PM’s Question Time Comes to Knesset

YERUSHALAYIM
Israeli Prime Minister Binyamin Netanyahu takes questions in the Knesset for the first time, on Monday. (Hadas Parush/Flash90)
Israeli Prime Minister Binyamin Netanyahu takes questions in the Knesset for the first time, on Monday. (Hadas Parush/Flash90)

Opposition MKs whose public exchanges with Prime Minister Binyamin Netanyahu have until now been limited to shouted interjections during his speeches or denunciations of him in their own speeches, as of Monday were given the opportunity to question him directly in a new Question Time format in the Knesset.

As expected, Netanyahu had to fend off questions about alleged wrongdoing by his former chief of staff Ari Harow. The latter’s police investigation has been making headlines in the local media. Although the details of the case are under a gag order, Harow is reportedly suspected of conflict of interests violations. Harow was reportedly interrogated by the National Fraud Investigations Unit for 15 hours last Thursday before being put under house arrest. The questioning, which continued on Monday morning, was said to pertain to the prime minister as well.

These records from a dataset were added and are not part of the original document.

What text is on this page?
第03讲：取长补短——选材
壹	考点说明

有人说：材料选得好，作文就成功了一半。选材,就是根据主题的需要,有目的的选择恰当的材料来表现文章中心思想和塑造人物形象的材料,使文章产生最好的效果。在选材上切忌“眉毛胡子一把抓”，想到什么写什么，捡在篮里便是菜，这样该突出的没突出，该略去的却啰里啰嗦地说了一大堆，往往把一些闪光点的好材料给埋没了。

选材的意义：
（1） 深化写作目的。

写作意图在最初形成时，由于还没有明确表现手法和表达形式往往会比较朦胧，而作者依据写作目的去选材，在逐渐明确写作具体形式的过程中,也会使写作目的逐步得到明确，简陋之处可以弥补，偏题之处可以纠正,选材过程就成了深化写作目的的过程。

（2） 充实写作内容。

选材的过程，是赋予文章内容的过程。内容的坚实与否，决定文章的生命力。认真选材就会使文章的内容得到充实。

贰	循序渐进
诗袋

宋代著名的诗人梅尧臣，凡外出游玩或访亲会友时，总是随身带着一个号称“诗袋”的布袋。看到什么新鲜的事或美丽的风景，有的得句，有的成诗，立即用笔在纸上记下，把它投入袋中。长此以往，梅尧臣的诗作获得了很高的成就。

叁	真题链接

Responding to a question from MK Yael Cohen Paran (Zionist Camp), the prime minister said, “There is a flood of nonsense, inventions, lies. This has been checked for many years and nothing has been found for a simple reason: There is nothing. There never was anything. In this instance too, there is no fire, no smoke — just hot air. A lot of hot air.”

Before taking questions on other matters, the prime minister added emphatically, “I want to give you a spoiler. So anybody who doesn’t want to hear should block their ears or leave the hall: In this case nothing will come (of it) because there is nothing. There is nothing,” he said.

(Hadas Parush/Flash90)
(Hadas Parush/Flash90)

Regarding a U.S Senate report confirming that the U.S. State Department had indirectly funded an organization, V-15 (for Victory in 2015), which was working to defeat Netanyahu in the last campaign for prime minister, he gave his first public reaction:

“No one denied that this happened. A Senate sub-committee published the report. V-15 were helped by governments, though the State Department still says it didn’t know about it — but the money was donated in order to try to influence election results in Israel. The Likud protested against it in real time, and got no response from the Courts.”

On the planned evacuation of the Shomron outpost of Amona, which has strained the coalition in recent days, Netanyahu said, “Amona is a matter of doing justice in an issue that’s been going on for many years. Several proposals have come up, and the defense minister asked for a few days to examine the matter. All involved parties would like to see a settlement rather than anything else.”

Question Time calls for the prime minister to answer questions for one hour and forty minutes (the forty minutes added for the additional portfolios he holds as foreign, communications, economy, and regional cooperation minister). Three-quarters of the questions will come from the opposition.